Public relations is a challenge for chemical manufacturers, even for those that go above and beyond regulations. This is partly due to chemical release disasters that occurred decades ago, yet still stand out in the minds of the public. The Safe Chemicals Act would ease these unfortunate patterns and create a platform for both the government and business to take on more responsible, proactive roles.
1) Chemical manufacturers would be able to sell more efficiently in the U.S. In a Senate hearing last year, an executive at BASF indicated that an overhaul of TSCA could replace state laws on chemical safety, making it easier for chemical manufacturers to sell across state lines without having to comply with a patchwork of regulations.
2) Global compliance efforts would decrease. In 2006, the European Union passed the Registration, Evaluation and Authorisation of Chemicals (REACH) regulation, requiring chemical manufacturers to gather in-depth information on the hazards of chemicals for inclusion in a publically available database. Under REACH, chemicals of high concern are subject to restriction by the government, and before these substances can be released, companies that use these chemicals must prove that the risks are controlled or that no viable, safer alternatives exist.

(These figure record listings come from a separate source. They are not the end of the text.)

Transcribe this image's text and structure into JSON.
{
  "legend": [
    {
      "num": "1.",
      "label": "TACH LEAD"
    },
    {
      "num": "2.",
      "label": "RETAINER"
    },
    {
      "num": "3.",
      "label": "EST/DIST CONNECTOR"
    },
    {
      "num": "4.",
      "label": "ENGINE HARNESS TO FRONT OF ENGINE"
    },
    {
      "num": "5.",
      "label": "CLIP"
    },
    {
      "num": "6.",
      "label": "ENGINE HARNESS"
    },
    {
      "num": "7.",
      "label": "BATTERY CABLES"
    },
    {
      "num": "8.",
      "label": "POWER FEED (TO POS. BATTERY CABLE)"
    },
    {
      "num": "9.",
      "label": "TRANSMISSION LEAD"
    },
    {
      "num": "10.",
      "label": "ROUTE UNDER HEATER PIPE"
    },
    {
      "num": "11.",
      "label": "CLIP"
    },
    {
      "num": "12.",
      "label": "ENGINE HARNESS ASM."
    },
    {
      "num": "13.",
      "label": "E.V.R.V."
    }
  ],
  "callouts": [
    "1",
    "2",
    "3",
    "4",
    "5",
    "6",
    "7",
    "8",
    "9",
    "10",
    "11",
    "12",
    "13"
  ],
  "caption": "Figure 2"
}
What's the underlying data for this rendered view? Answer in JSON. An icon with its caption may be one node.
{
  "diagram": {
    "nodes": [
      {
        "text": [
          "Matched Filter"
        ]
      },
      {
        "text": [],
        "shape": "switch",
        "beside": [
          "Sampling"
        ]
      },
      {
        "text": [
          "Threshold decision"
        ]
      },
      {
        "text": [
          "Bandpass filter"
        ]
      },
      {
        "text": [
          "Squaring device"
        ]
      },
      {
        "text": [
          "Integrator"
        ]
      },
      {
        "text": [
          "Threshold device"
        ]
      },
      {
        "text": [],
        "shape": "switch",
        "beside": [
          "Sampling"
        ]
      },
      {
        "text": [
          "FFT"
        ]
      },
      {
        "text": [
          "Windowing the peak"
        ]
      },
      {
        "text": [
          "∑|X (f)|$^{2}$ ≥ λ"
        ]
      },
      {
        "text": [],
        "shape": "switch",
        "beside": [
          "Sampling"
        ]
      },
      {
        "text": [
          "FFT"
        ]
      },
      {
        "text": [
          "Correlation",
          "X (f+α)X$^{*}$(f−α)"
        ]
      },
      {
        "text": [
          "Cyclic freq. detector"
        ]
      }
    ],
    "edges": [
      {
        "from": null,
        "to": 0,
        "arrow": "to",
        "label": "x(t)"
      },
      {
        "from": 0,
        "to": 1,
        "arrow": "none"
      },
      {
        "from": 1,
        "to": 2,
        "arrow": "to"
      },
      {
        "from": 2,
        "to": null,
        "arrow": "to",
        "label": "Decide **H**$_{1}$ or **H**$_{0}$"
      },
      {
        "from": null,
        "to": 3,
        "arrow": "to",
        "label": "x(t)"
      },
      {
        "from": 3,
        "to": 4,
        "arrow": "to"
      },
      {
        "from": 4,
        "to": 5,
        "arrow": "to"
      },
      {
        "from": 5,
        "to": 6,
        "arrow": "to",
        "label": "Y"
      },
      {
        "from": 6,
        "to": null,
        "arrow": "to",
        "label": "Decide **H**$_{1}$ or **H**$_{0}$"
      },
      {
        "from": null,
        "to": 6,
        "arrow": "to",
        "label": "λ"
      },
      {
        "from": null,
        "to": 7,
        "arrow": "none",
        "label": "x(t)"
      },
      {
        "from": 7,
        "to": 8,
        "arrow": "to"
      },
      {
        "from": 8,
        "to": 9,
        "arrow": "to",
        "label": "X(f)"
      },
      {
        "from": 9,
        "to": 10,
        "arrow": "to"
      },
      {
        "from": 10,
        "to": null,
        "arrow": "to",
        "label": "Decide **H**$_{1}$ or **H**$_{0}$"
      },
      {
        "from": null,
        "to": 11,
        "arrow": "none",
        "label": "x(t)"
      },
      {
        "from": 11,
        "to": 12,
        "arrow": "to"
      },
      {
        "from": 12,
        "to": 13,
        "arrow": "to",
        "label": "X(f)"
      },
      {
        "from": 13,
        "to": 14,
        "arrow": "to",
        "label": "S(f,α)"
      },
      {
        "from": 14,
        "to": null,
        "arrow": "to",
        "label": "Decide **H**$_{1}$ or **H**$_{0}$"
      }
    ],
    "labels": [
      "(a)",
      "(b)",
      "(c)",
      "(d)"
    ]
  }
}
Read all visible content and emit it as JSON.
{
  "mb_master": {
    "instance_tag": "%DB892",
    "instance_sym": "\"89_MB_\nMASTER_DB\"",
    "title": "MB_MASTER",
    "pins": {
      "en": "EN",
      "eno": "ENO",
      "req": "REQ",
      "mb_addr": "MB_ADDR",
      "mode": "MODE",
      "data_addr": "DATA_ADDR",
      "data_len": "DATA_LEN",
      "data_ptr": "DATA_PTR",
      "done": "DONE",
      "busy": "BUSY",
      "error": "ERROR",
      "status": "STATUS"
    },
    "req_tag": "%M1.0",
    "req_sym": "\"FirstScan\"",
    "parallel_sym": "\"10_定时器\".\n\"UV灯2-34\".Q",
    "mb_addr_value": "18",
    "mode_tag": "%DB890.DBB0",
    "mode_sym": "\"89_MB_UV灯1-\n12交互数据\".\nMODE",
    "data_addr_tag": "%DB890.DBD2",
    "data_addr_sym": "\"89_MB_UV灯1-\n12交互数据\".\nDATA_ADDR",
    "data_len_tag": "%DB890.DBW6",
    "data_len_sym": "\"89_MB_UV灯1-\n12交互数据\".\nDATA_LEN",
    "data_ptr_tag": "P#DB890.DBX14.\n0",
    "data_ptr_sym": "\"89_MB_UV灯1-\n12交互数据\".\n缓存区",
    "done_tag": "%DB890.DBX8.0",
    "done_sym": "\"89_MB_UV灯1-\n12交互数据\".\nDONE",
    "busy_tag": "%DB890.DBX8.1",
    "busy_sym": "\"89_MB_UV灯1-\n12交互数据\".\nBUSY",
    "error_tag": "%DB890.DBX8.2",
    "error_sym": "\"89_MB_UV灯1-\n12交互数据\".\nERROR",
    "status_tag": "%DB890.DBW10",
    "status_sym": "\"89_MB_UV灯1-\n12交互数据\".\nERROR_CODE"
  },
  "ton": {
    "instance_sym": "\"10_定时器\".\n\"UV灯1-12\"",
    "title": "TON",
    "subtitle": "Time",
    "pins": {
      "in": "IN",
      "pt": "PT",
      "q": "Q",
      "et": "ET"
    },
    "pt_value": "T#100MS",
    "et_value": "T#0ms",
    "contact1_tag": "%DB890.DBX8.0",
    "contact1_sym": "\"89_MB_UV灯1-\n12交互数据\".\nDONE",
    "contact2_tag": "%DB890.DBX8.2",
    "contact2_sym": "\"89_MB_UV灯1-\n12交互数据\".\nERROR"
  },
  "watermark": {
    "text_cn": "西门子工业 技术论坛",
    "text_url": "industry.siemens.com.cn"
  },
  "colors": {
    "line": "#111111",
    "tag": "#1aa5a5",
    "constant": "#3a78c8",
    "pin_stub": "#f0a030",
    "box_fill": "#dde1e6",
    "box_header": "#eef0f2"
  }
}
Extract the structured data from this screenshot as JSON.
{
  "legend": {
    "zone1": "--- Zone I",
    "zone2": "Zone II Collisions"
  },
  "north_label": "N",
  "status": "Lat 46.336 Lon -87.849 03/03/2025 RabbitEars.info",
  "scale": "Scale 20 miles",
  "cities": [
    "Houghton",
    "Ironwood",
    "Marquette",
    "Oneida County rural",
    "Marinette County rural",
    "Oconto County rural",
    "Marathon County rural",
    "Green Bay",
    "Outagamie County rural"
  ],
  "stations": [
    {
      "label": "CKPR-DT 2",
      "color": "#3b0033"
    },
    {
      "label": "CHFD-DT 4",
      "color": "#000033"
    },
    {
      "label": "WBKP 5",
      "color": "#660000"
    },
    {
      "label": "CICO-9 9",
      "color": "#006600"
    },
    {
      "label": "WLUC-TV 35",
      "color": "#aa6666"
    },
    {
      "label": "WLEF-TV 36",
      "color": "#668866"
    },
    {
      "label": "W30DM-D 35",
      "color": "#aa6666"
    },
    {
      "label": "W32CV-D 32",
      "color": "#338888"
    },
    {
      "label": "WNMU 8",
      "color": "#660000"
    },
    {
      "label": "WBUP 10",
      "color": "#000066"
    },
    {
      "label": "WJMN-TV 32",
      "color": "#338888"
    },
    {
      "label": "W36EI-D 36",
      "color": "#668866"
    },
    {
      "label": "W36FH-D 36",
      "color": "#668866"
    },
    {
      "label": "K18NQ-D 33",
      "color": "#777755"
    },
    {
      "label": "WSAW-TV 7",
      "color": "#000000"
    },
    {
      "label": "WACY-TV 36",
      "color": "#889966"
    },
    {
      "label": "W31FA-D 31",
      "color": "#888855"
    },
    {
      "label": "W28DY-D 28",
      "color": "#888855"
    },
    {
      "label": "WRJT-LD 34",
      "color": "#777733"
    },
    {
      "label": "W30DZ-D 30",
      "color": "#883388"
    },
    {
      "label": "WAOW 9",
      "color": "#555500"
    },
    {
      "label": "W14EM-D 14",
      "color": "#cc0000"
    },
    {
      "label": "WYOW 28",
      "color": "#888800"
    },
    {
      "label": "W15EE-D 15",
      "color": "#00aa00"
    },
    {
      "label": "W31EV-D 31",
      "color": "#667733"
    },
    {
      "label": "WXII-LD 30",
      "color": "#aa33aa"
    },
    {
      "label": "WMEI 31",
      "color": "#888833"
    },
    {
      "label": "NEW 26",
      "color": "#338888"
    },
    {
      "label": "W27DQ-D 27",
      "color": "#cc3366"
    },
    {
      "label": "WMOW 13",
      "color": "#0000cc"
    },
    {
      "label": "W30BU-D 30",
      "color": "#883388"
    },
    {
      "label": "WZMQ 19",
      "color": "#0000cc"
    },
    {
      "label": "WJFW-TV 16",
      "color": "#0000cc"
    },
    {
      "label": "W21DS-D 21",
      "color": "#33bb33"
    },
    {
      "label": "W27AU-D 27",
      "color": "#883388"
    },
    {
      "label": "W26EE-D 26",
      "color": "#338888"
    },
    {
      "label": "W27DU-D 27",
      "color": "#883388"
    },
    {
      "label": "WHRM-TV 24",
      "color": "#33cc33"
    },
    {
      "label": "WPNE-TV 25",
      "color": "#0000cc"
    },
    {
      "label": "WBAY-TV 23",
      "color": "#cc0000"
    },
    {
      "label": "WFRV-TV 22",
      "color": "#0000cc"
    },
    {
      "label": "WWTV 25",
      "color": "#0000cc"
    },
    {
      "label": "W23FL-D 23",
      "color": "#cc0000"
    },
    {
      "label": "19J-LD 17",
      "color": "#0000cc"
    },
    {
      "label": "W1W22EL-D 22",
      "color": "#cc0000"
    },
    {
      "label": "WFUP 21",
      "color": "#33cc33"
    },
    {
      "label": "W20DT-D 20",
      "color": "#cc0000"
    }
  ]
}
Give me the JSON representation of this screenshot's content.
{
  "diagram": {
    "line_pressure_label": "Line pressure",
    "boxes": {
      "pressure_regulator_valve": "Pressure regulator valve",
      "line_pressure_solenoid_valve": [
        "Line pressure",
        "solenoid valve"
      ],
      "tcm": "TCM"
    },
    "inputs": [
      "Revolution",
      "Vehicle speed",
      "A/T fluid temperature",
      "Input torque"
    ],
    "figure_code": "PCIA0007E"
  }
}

While the Safe Chemicals Act is not exactly the same as REACH, the basic regulatory structure is very similar, and global companies would be able to streamline efforts and compliance costs of both REACH and the Safe Chemicals Act.
3) Operations would be safer. Moving towards a safer baseline of chemicals would benefit the bottom line for chemical manufacturers and for consumer products companies by lowering costs associated with storage and disposal of hazardous wastes. More innocuous chemicals would also enhance worker safety, reducing health care costs and liabilities for companies over time. Of course, there are plenty of intangible benefits of a safer workplace that are harder to quantify: increased worker happiness and motivation, better retention and greater productivity.
4) Sustainable consumer products companies would be rewarded for their efforts. The Safe Chemicals Act gives an advantage to forward-thinking consumer products companies that already do not use chemicals of concern. The passage of the Safe Chemicals Act would allow these companies to continue to thrive in the marketplace, while their more dubious competitors will get mired down in safety testing and the frantic search for ingredient substitutes.
5) Greater credibility would enter the marketplace. Smart companies have the health and safety of their customers in mind. However, many companies struggle with credibility. Reassurance from a manufacturer or processor that an ingredient is safe is inherently less believable than a statement from a third-party evaluator or a regulatory body. The Safe Chemicals Act would provide more public information on chemical safety and authorizes the EPA -- a more trustworthy party in the minds of consumers -- to determine which chemicals are safe. Thus, companies that embrace safer ingredients would be able to use scientist-issued guideposts to differentiate themselves rather than having to rely on their own statements, which are often perceived with more skepticism by the public.
As with any new regulation, there may be struggles with interpretation and implementation at first, but ultimately the passage of the Safe Chemicals Act would be both a triumph for consumers and a competitive edge for industry.